His name lives on because he was said to have been the greatest secret agent of his generation, working mainly in Russia in the turbulent years between 1905 and 1925, when he was executed by the Bolsheviks. He is even said to have been the model for James Bond.
The principal similarity between the two is that Reilly was a tremendous womaniser, although, unlike Bond, he was always getting married: the final headcount of wives is uncertain.
He was cosmopolitan — speaking several languages fluently — imaginative, daring and mysterious, the ideal qualities for an agent. He fancied himself as a businessman and indeed made a lot of money at various times, all of which he spent on gambling and high living.
His main employer was MI6, by whom he was recruited after he fetched up in London aged 20, escaping from the Russian secret police.He took the name Reilly in 1899, later claiming to have been born in a village in Tipperary. He made his reputation by buying arms for Russia in New York during the First World War, gleaning invaluable intelligence about German arms deals which he passed on to MI6 — and possibly others.
Back in London, Mansfield Cumming — “C”, the agency’s legendary first director — sent him on many important missions but Reilly never shook off the aura of shadiness and duplicity. Indeed, Cumming described him as “a man of indomitable courage, a genius as an agent but a sinister man whom I could never bring myself wholly to trust”.
Reilly’s boldest act as an agent was to try to topple the Bolshevik government in the newly created Soviet Union in 1918.

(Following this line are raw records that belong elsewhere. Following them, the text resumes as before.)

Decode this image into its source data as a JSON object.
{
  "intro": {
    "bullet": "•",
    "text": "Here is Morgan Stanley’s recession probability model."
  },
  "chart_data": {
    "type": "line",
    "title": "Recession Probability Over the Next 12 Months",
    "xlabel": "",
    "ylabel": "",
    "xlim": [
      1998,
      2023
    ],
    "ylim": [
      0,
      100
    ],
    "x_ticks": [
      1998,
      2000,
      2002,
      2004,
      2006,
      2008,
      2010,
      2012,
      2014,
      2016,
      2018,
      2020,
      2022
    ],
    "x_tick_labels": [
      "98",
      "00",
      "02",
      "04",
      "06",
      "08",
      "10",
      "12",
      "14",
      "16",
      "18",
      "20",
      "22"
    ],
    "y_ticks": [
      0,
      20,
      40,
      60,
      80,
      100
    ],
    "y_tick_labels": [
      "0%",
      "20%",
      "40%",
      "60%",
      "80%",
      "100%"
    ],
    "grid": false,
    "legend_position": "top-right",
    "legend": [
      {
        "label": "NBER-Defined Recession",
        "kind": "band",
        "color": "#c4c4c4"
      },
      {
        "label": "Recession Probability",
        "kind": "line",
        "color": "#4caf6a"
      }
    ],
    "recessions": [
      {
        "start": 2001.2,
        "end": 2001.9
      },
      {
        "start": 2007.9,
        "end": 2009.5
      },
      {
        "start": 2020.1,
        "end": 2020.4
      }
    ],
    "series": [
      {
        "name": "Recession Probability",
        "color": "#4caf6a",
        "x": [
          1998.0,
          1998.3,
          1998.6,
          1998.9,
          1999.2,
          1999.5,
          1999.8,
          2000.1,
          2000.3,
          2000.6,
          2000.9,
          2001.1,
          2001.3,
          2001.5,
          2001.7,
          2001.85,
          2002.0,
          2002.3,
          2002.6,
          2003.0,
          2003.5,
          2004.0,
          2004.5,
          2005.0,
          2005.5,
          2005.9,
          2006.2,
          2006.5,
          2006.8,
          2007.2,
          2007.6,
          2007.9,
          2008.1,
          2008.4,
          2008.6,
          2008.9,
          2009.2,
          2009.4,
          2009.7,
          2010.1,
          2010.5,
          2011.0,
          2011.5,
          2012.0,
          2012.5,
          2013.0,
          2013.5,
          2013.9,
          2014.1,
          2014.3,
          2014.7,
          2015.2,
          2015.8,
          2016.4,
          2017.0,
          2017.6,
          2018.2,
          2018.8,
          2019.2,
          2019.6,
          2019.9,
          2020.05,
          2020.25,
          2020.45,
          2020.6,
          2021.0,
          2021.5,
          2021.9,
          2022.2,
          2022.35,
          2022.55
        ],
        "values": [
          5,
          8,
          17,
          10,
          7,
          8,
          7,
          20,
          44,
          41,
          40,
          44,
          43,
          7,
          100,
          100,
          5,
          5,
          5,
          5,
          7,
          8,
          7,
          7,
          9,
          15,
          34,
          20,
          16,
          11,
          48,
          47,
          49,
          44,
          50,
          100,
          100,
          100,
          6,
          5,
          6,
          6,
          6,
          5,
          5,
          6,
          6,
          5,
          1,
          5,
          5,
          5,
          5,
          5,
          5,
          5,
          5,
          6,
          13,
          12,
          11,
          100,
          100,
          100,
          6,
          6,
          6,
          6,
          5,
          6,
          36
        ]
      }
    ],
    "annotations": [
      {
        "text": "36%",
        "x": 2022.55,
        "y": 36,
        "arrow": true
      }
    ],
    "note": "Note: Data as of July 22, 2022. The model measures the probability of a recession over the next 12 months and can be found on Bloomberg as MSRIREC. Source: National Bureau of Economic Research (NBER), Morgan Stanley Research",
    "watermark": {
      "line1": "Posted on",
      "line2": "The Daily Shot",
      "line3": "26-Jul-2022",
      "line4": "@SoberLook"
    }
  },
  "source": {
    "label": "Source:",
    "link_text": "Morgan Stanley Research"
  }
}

Working with Britain’s agent in Moscow, RHB Lockhart, he set up a network of conspirators, but it was infiltrated from the start by the secret police, the Cheka. Reilly planned to assassinate Lenin, Trotsky and other Bolshevik leaders at a meeting in the Bolshoi Theatre, a suitable dramatic setting. Lenin was indeed shot and severely wounded by the Jewish revolutionary Fanny Kaplan but the Cheka smashed the network before the coup could be staged.
Although under sentence of death, Reilly evaded capture, lying low in a brothel among other safe houses before getting away by ship to Helsinki.
Cut loose by MI6 in 1920, he resurrected his business career while plotting with anti-Bolshevik exiles as a freelance agent.
His luck finally ran out in 1925 when he was lured back into Russia by a supposed monarchist group that was in reality run by the Cheka. It was almost as if he had a death wish. He was interrogated at length until being taken out and shot. He was still only in his early forties.
Benny Morris, as one would expect from such a distinguished historian, has produced an excellent summary of a tumultuous period, full of colourful and exotic figures. But one of them remains elusive: Reilly himself. What motivated him? Why was he so desperate to shed his Jewish identity? What made Sigmund/Sidney run? We’re none the wiser at the end.